Так вот, мама иногда обращалась к тете Сарре с вопросом по поводу предложения Шеера.
— Не знаю, как мне поступить, — говорила она тете Сарре, — Шеер согласен бросить свою семью и жениться на мне, а я не знаю, что ему ответить.
Мама, наверно, задавала этот вопрос, чтобы перепроверить свое решение. И хотя этот разговор затевался не впервые, тетя Сарра делает вид, что обдумывает ответ со всех сторон, и не спешит с ответом. А мама терпеливо ждет, хотя знает заранее ее ответ. Наконец тетя Сарра говорит:
— Нет, чужую семью разрушать нельзя. На чужом несчастье свое не построить. Помни это всегда.
И мама, конечно, соглашалась с ней.
— В конце концов, — рассуждала она во всеуслышанье, — я же не виновата, что у Шеера такая некрасивая жена. Он же видел, на ком он женился. И что из того, что он был в безвыходном положении, что он перебежал к нам из Польши, как говорится, в чем мать родила. Гол как сокол, не имел угла, где голову притулить. Приобрел же он с этой «красавицей» и угол и тепло. Нажил двух сыновей. Пусть и дальше живет с ней. Нет, я не буду им мешать.
Тетя Сарра права. Мамины рассуждения нам нравятся. Зачем нам этот маленький Шеер? Наш отец, судя по рассказам мамы и по фотографии, был в сто раз лучше этого Шеера! Но мама все-таки что-то оставляет себе на уме, потому что со вздохом продолжает:
— Такова моя судьба, и ничего уж теперь не изменишь. И пусть уж будет все так, как оно есть, но не хуже.
Тетя Сарра с ней соглашается. Они, наверно, друг друга понимают лучше, чем я думаю. Все-таки мама у нас умная и рассудительная женщина. Иначе и не могло быть. Ведь мудрость мышления накапливается у человека не после легкой жизни, а именно после жизни, наполненной трудными испытаниями, когда человек познал жизнь насквозь со всеми ее положительными и отрицательными сторонами. Когда человек, как говорится, прошел огонь, воду и медные трубы. А с моей мамой все это почти произошло. И если она при этом не потеряла бодрость духа, то это говорит о ее мужестве и способности преодолеть любые невзгоды.
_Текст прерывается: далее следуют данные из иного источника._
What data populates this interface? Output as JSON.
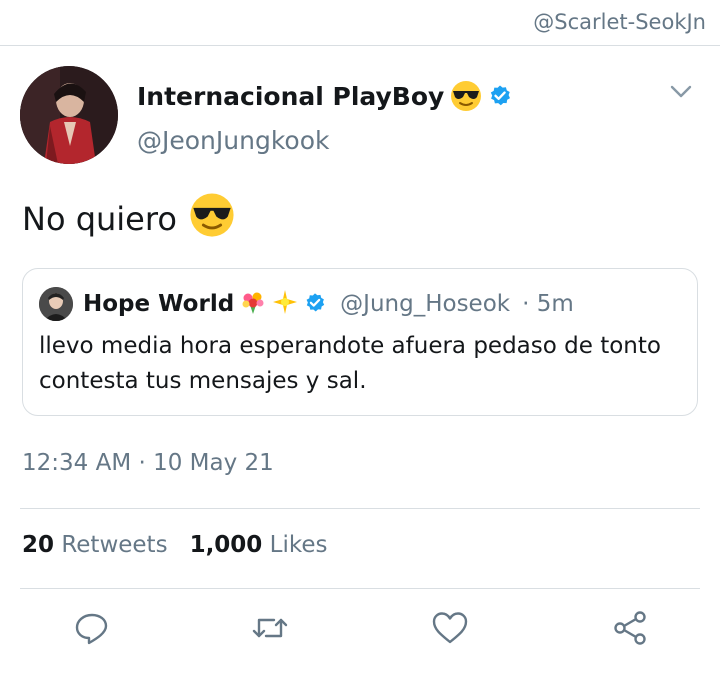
{
  "watermark": "@Scarlet-SeokJn",
  "author": {
    "display_name": "Internacional PlayBoy",
    "handle": "@JeonJungkook",
    "verified": true
  },
  "tweet": {
    "text": "No quiero",
    "emoji": "sunglasses-emoji"
  },
  "quoted_tweet": {
    "display_name": "Hope World",
    "emojis": [
      "bouquet-emoji",
      "sparkle-emoji"
    ],
    "handle": "@Jung_Hoseok",
    "time": "· 5m",
    "text": "llevo media hora esperandote afuera pedaso de tonto contesta tus mensajes y sal."
  },
  "timestamp": "12:34 AM · 10 May 21",
  "stats": {
    "retweets_count": "20",
    "retweets_label": "Retweets",
    "likes_count": "1,000",
    "likes_label": "Likes"
  },
  "actions": [
    "reply-icon",
    "retweet-icon",
    "like-icon",
    "share-icon"
  ],
  "colors": {
    "verified": "#1da1f2",
    "secondary_text": "#657786",
    "divider": "#d9dee2"
  }
}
Я коротко сообщу вам ее автобиографию, и вы сами убедитесь в этом. Родилась мама в Бобруйске на самой окраине Московской улицы. Позади их маленького домика были одни пустыри. Домик их состоял из одной комнаты, в которой стояли: русская печь, стол и две скамьи. Как рассказывает мама, шкафов и буфетов не было — одни голые стены. Семья у отца была большая: три дочери и пять сыновей. Заработка отца хватало только на еду. Часто жили впроголодь. Спали все вдоль стены на соломе. В такой обстановке прошло детство моей мамы. Ничего радостного или веселого о своем детстве мама вспомнить не могла.
Когда маме исполнилось восемь лет, неожиданно умерли в один год и мать и отец. Вся семья распалась. Самых маленьких разобрали старшие сестры и братья, жившие уже самостоятельно. Маму забрал к себе средний из братьев — Исаак. Он тогда жил и работал в Рогачеве. Исаак был очень деятельный и энергичный мужчина, любил бывать в компании и никогда не пропускал случая, когда была возможность выпить. Через много лет он уговорил жить и работать в Рогачеве и младшего брата Ефрема. Мою маму он устроил ученицей в частную пекарню, находившуюся на Церковной улице (ныне улица Либкнехта). Она тогда и не могла предположить, что этот дом станет ее домом почти на всю жизнь. Причем жизнь эта окажется от начала и до конца очень трудной.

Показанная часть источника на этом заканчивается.